Les doigts suivent toujours. Commencer par la technique est impressionnant, surtout si l'on parvient à retrouver l'ampleur du piano-orchestre voulue par le compositeur, mais c'est aussi frustrant car la pensée lisztienne et si riche, si prompte à s'évader, à multiplier les digressions, les commentaires, à proposer une profusion d'images, de questionnements, qu'il faut savoir s'y abandonner avant tout. Pianiste inspiré entre tous, Barenboïm y est chez lui.
Des Années de pèlerinage, il avait choisi d'abord trois Sonnets de Pétrarque, les n° 47, 104 et 123, fort différents les uns des autres, mais tous d'une incroyable richesse émotionnelle, pleins de contrastes d'humeur, alternant la réflexion intérieure et les élans tourmentés, le bonheur et le doute angoissé ou méditatif.
Sous les doigts du pianiste, tout trouve sa traduction, sa dimension, sa place, sa vie.
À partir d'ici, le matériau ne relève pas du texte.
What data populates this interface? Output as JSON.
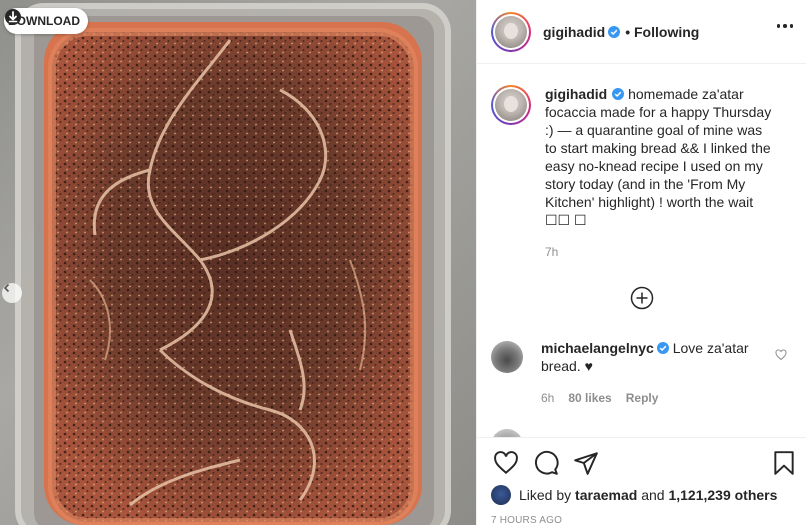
{
  "photo": {
    "download_label": "DOWNLOAD"
  },
  "post": {
    "username": "gigihadid",
    "follow_status": "• Following",
    "caption_user": "gigihadid",
    "caption_text": "homemade za'atar focaccia made for a happy Thursday :) — a quarantine goal of mine was to start making bread && I linked the easy no-knead recipe I used on my story today (and in the 'From My Kitchen' highlight) ! worth the wait ☐☐ ☐",
    "caption_time": "7h"
  },
  "comment": {
    "username": "michaelangelnyc",
    "text": "Love za'atar bread. ♥",
    "time": "6h",
    "likes": "80 likes",
    "reply": "Reply"
  },
  "likes": {
    "prefix": "Liked by",
    "user": "taraemad",
    "connector": "and",
    "others": "1,121,239 others"
  },
  "timestamp": "7 HOURS AGO",
  "icons": [
    "download-icon",
    "verified-icon",
    "more-icon",
    "add-comment-icon",
    "heart-icon",
    "comment-icon",
    "share-icon",
    "bookmark-icon"
  ]
}
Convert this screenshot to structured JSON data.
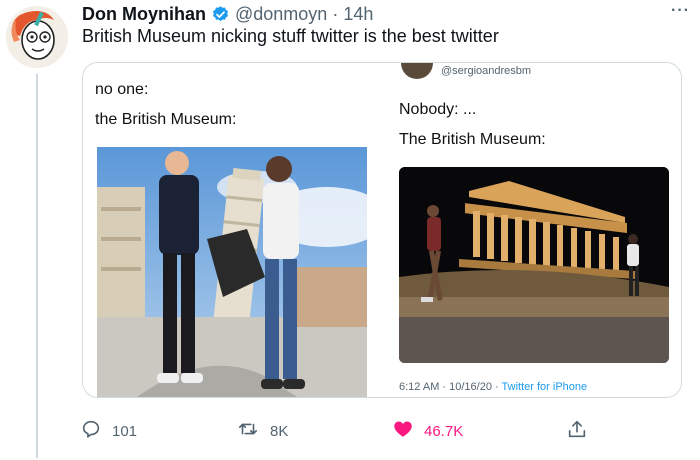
{
  "tweet": {
    "author_name": "Don Moynihan",
    "handle": "@donmoyn",
    "separator": "·",
    "time": "14h",
    "more_label": "···",
    "text": "British Museum nicking stuff twitter is the best twitter"
  },
  "quote": {
    "left": {
      "line1": "no one:",
      "line2": "the British Museum:"
    },
    "right": {
      "handle": "@sergioandresbm",
      "line1": "Nobody: ...",
      "line2": "The British Museum:",
      "timestamp": "6:12 AM · 10/16/20 · ",
      "source": "Twitter for iPhone"
    }
  },
  "actions": {
    "reply_count": "101",
    "retweet_count": "8K",
    "like_count": "46.7K"
  },
  "colors": {
    "like": "#f91880",
    "verified": "#1d9bf0",
    "muted": "#536471"
  },
  "icons": {
    "reply": "speech-bubble-icon",
    "retweet": "retweet-icon",
    "like": "heart-icon",
    "share": "share-icon",
    "verified": "verified-badge-icon",
    "more": "more-icon"
  }
}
Après un fabuleux Saint François d'Assise prêchant aux oiseaux où jamais ces derniers n'ont aussi bien gazouillé ni le grand saint prêché, c'est le tour d'un assez étonnant Après une lecture de Dante, pour lequel il faut aussi beaucoup de doigts, des poignets résistants et une vitesse de déplacement sur le clavier qui nécessite autant de précision que de malléabilité dans les nuances.
On se demande alors comment, avec tout ce qu'il fait par ailleurs, Daniel Barenboïm parvient à garder une technique lui permettant d'aborder en toute sérénité des pages aussi musclées. Mais au-delà de l'avalanche de notes de ces pages tout en contrastes de déferlements sonores et de plages de quiétude méditative, c'est toujours la poésie qui domine, la porte qui reste ouverte au rêve, au fantasme.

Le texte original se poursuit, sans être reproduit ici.